Peki renk değişimiyle neyi kastediyorum?
Örneğin derimiz, altından kan akarken
rengini çok hafif değiştirir.
Bu değişim son derece belirsizdir,
bu yüzden, diğer insanlara baktığınızda,
yanınızda oturan kişiye baktığınızda,
derilerinin veya yüzlerinin
renginin değiştiğini görmezsiniz.
Steve'in bu videosuna baktığımızda
bize durağan bir resim gibi geliyor,
fakat bu videoya bizim yeni,
özel mikroskobumuzdan bakınca
birden tamamen farklı bir resim görüyoruz.

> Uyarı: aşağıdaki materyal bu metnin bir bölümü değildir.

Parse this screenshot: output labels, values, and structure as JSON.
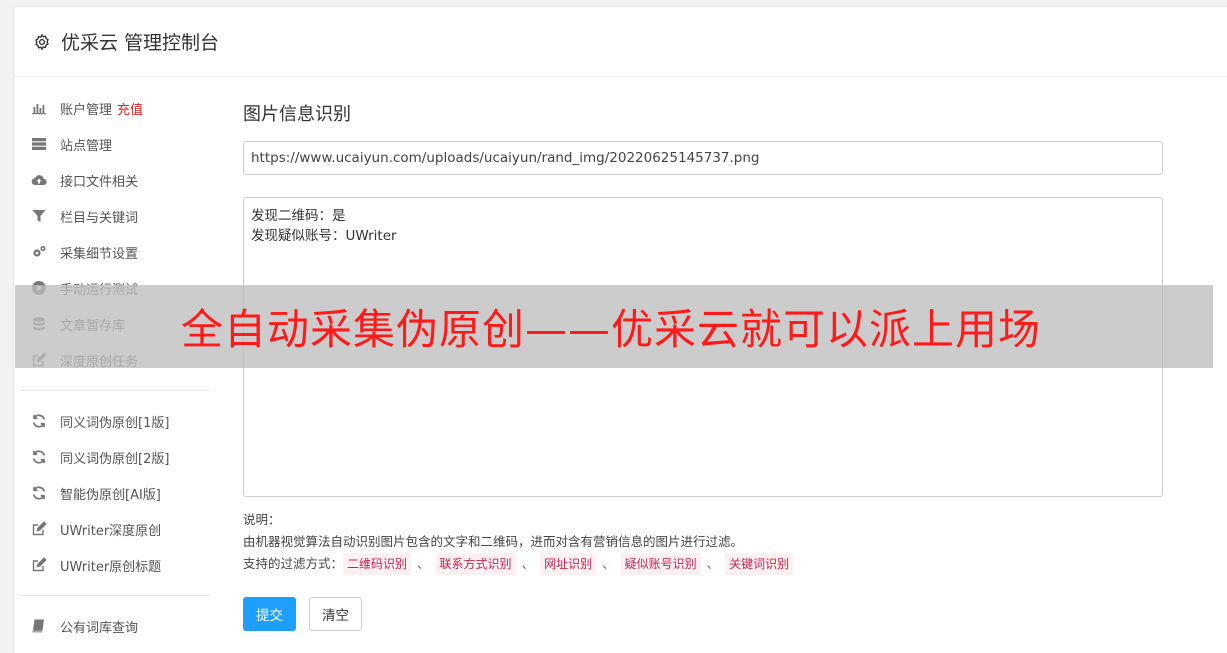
{
  "header": {
    "title": "优采云 管理控制台"
  },
  "sidebar": {
    "group1": [
      {
        "icon": "bar-chart-icon",
        "label": "账户管理",
        "extra": "充值"
      },
      {
        "icon": "server-icon",
        "label": "站点管理"
      },
      {
        "icon": "cloud-upload-icon",
        "label": "接口文件相关"
      },
      {
        "icon": "filter-icon",
        "label": "栏目与关键词"
      },
      {
        "icon": "gears-icon",
        "label": "采集细节设置"
      },
      {
        "icon": "play-circle-icon",
        "label": "手动运行测试"
      },
      {
        "icon": "database-icon",
        "label": "文章暂存库"
      },
      {
        "icon": "edit-icon",
        "label": "深度原创任务"
      }
    ],
    "group2": [
      {
        "icon": "refresh-icon",
        "label": "同义词伪原创[1版]"
      },
      {
        "icon": "refresh-icon",
        "label": "同义词伪原创[2版]"
      },
      {
        "icon": "refresh-icon",
        "label": "智能伪原创[AI版]"
      },
      {
        "icon": "edit-icon",
        "label": "UWriter深度原创"
      },
      {
        "icon": "edit-icon",
        "label": "UWriter原创标题"
      }
    ],
    "group3": [
      {
        "icon": "book-icon",
        "label": "公有词库查询"
      }
    ]
  },
  "main": {
    "title": "图片信息识别",
    "url_value": "https://www.ucaiyun.com/uploads/ucaiyun/rand_img/20220625145737.png",
    "result_text": "发现二维码：是\n发现疑似账号：UWriter",
    "desc_label": "说明：",
    "desc_text": "由机器视觉算法自动识别图片包含的文字和二维码，进而对含有营销信息的图片进行过滤。",
    "filter_label": "支持的过滤方式：",
    "filter_tags": [
      "二维码识别",
      "联系方式识别",
      "网址识别",
      "疑似账号识别",
      "关键词识别"
    ],
    "separator": "、",
    "submit_label": "提交",
    "clear_label": "清空"
  },
  "overlay": {
    "text": "全自动采集伪原创——优采云就可以派上用场"
  }
}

Burada gördüğünüz şey Steve'in
deri rengindeki ufak değişikliklerin
görünür olması için
100 kat büyütülmüş hâlidir.
İnsan nabzını gerçekten görebiliriz.
Steve'in kalbinin atış hızını görebiliriz,
ve ayrıca kanın suratına
akışını da görebiliriz.
Ve bunu sadece nabzı görselleştirmek için değil
ayrıca kalp atım hızını da
ölçmek için kullanabiliriz.
Ve bunu normal kameralarla
ve hastalara dokunmadan yapabiliriz.
Ve burada, sıradan bir DSLR
kamera ile çektiğimiz videodan
yeni doğmuş bir bebeğin nabzını
ve kalp atım hızı çıkardık
ve elde ettiğimiz kalp atım hızı
standart bir hastane monitöründe
elde edeceğiniz kadar kesindir.
Ve bunun bizim kaydettiğimiz
bir video olması gerekmiyor.
Bunu aslında başka
videolarla da yapabiliriz.
Burada sırf Christian Bale'nin
nabzını göstermek için
"Batman Başlıyor"dan
kısa bir kesit aldım.
(Kahkaha)
Bildiğiniz gibi, muhtemelen
yüzünde makyaj var,
burada ışıklandırma biraz zorluyor
ama yine de videodan
nabzını çıkartabilir
ve oldukça iyi gösterebiliriz.
Peki bunu nasıl yapıyoruz?
Temel olarak, zamanla
her pikselde kaydedilen
ışıktaki değişimi analiz ediyoruz
ve bu değişimleri hareketlendiriyoruz.
Görebilmemiz için onları büyütüyoruz.
İşin zor kısmı o sinyallerin,
istediğimiz değişimlerin
aşırı belirsiz olması.
Bu yüzden, onları videolarda
her zaman olan gürültüden ayırırken
çok dikkatli olmamız gerekiyor.
Bu yüzden, çok akıllı görüntü
işleme teknikleri kullanarak
videodaki her pikselin renginden
kesin ölçümler elde ediyor
ve sonra zamanla rengin
değişim şeklini buluyor
ve sonra bu değişimleri büyütüyoruz.
Onları büyüterek bize bu
değişimleri gösteren bu tür
abartılı veya büyütülen
videolar yaratıyoruz.
Fakat anlaşıldı ki, renk
değişimlerini göstermenin yanında
ufak hareketleri de gösterebiliyoruz.
Ve bu yüzden kameralarımıza kaydedilen ışık
sadece nesnenin rengi değiştiğinde değil
nesne hareket ettiğinde de değişiyor.
Burada kızım 2 aylık kadar.
3 sene önce çektiğim bir video.
Yeni anne-babalar olarak tek istediğimiz
bebeğimizin sağlıklı olduğundan,
nefes aldığından ve tabii ki hayatta
olduğundan emin olmaktır.
Bu yüzden ben de kızımı
uyurken görebilmek için
şu bebek monitörlerinden aldım.
Ve normal bir bebek monitöründe
göreceğiniz şey böyle bir şeydir.
Bebeğin uyuduğunu görüyorsunuz ama
burada çok da bir bilgi yok.
Görebileceğimiz pek bir şey yok.
Görüntü şöyle olsa, daha iyi,
daha bilgilendirici veya
daha kullanışlı olmaz mıydı?
Bu yüzden hareketleri aldım
ve onları 30 kat büyüttüm
ve sonrasında kızımın hayatta olduğunu
ve nefes aldığını açıkça görebildim.
(Kahkaha)
Bu da yan yana karşılaştırma.
Yine, kaynak videoda,
orijinal videoda
görülecek pek bir şey yok,
fakat hareketleri büyüttüğümüzde
nefes alış çok daha görünür hâle geliyor.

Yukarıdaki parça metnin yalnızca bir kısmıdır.